Hoje é o dia seguinte de um ano do meu recorde na meia maratona. Foi no dia 11 de outubro de 2015 que saiu o tempo mais lindo da minha vida até então. Simplesmente aconteceu e foi a melhor meia da minha vida. A prova toda o ritmo foi encaixado. Mesmo quando senti o cansaço, o ritmo ficou constante. Não foi planejado, nem era muito o foco, mas saiu.

Fiz até dois posts nos dias seguintes contando um pouco de como foi a 11ª Meia Maratona de Florianópolis. O primeiro post contou um pouco do antes da meia, o que aconteceu na sexta e sábado e um pouco do que planejava para o dia da corrida. O post seguinte conta a meia em detalhes. E aí é tudo bem detalhado mesmo. Tem sobre a prova, as parciais a cada 5 km e a cada 7 km, a alimentação e o Garmin.

Vale a pena você que ainda não leu ir lá para ver como foi. Talvez algo como aquele tempo e texto nunca mais se repita. As expectativas para as próximas meias não são tão animadoras assim. Dia 13 de novembro tem a Asics Golden Run em Brasília e dia 20 de novembro tem a 12ª Meia Maratona de Florianópolis.

Pouco mais de um ano depois, acontecerá novamente a prova que me deu o recorde pessoal na meia. Aliás, no meu top 5 de tempos em meias, dois são nesta prova. Ano passado, a Meia de Florianópolis e a Golden Four DF foram as últimas meias que fiz inteiro. Em 2016, assim como em 2015, as duas provas serão as minhas últimas meias do ano.
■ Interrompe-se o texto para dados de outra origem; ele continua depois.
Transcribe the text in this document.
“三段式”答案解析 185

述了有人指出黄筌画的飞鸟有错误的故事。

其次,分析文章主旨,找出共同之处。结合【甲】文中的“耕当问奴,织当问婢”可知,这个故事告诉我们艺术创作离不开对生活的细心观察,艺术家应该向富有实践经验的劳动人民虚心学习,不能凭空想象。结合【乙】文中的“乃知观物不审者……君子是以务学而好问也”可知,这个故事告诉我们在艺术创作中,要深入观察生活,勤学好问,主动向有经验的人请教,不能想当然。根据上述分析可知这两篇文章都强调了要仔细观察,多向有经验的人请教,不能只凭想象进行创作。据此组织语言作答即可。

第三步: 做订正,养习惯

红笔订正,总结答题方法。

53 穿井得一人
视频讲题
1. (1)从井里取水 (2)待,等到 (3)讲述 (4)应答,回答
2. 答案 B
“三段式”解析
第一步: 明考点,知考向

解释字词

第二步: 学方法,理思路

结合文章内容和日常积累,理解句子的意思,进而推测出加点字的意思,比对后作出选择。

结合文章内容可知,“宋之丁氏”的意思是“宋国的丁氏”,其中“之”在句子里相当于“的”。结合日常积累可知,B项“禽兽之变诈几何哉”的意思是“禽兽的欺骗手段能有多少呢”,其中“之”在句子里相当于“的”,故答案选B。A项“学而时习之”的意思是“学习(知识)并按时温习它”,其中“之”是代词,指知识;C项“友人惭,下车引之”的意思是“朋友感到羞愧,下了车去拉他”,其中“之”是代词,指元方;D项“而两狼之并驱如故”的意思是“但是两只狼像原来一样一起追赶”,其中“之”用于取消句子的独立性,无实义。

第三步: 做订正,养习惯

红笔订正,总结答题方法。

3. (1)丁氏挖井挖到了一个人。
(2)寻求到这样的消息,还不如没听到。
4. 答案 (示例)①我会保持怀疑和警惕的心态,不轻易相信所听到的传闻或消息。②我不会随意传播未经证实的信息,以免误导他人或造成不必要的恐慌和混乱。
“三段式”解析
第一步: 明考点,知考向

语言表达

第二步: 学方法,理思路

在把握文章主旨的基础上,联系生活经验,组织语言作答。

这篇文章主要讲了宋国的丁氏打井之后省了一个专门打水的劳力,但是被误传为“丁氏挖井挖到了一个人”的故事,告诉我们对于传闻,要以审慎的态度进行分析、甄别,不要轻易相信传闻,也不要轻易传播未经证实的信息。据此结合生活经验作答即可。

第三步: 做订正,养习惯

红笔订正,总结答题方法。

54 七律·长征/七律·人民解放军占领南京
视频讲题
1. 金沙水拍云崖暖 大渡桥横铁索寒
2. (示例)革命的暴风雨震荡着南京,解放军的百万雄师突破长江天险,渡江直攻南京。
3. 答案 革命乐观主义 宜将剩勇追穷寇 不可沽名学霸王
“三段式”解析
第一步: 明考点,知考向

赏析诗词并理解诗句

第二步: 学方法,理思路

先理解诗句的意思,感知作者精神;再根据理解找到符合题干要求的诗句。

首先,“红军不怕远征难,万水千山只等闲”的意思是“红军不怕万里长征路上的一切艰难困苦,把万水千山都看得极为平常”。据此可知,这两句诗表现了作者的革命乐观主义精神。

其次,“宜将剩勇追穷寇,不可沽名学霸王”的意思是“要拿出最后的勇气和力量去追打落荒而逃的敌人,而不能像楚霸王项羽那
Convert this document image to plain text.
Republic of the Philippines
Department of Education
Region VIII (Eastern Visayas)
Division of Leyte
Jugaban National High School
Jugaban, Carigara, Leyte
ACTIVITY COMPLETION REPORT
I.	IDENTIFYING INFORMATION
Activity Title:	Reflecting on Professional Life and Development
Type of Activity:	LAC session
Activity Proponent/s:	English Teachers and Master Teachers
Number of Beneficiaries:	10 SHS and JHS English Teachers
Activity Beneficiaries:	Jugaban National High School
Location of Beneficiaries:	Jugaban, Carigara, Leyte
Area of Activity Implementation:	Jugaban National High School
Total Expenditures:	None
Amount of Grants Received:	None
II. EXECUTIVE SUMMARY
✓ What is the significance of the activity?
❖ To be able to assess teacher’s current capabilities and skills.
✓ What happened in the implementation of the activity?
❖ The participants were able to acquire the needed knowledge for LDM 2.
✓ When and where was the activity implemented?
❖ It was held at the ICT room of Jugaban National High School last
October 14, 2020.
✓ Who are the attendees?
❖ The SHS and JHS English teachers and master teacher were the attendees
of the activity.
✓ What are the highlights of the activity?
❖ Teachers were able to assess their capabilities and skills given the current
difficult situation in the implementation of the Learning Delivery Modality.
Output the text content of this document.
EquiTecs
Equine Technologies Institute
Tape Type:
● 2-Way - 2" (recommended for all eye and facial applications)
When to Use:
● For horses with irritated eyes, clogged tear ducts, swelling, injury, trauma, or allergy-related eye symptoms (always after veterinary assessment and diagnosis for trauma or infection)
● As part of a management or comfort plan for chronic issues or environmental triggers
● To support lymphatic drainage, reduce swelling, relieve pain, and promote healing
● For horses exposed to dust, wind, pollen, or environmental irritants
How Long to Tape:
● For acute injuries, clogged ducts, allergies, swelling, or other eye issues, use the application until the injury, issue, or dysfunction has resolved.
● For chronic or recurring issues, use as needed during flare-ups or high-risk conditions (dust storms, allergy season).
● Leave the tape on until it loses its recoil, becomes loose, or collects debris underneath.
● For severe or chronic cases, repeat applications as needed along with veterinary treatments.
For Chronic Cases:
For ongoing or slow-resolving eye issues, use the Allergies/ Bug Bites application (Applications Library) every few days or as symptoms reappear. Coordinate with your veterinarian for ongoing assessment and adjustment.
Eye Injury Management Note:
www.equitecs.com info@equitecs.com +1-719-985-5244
A diferença é que os treinos estão encaixando só agora, sem dores. Não vou com muitas pretensões, mas espero que tudo continue indo bem para, quem sabe, no dia dessas duas provas conseguir um tempo que me deixe satisfeito. Na Meia de Floripa, não tinha totais condições e o final foi sofrido. Nestas duas próximas meias, quero pelo menos terminar bem. Se for um tempo bom, melhor ainda.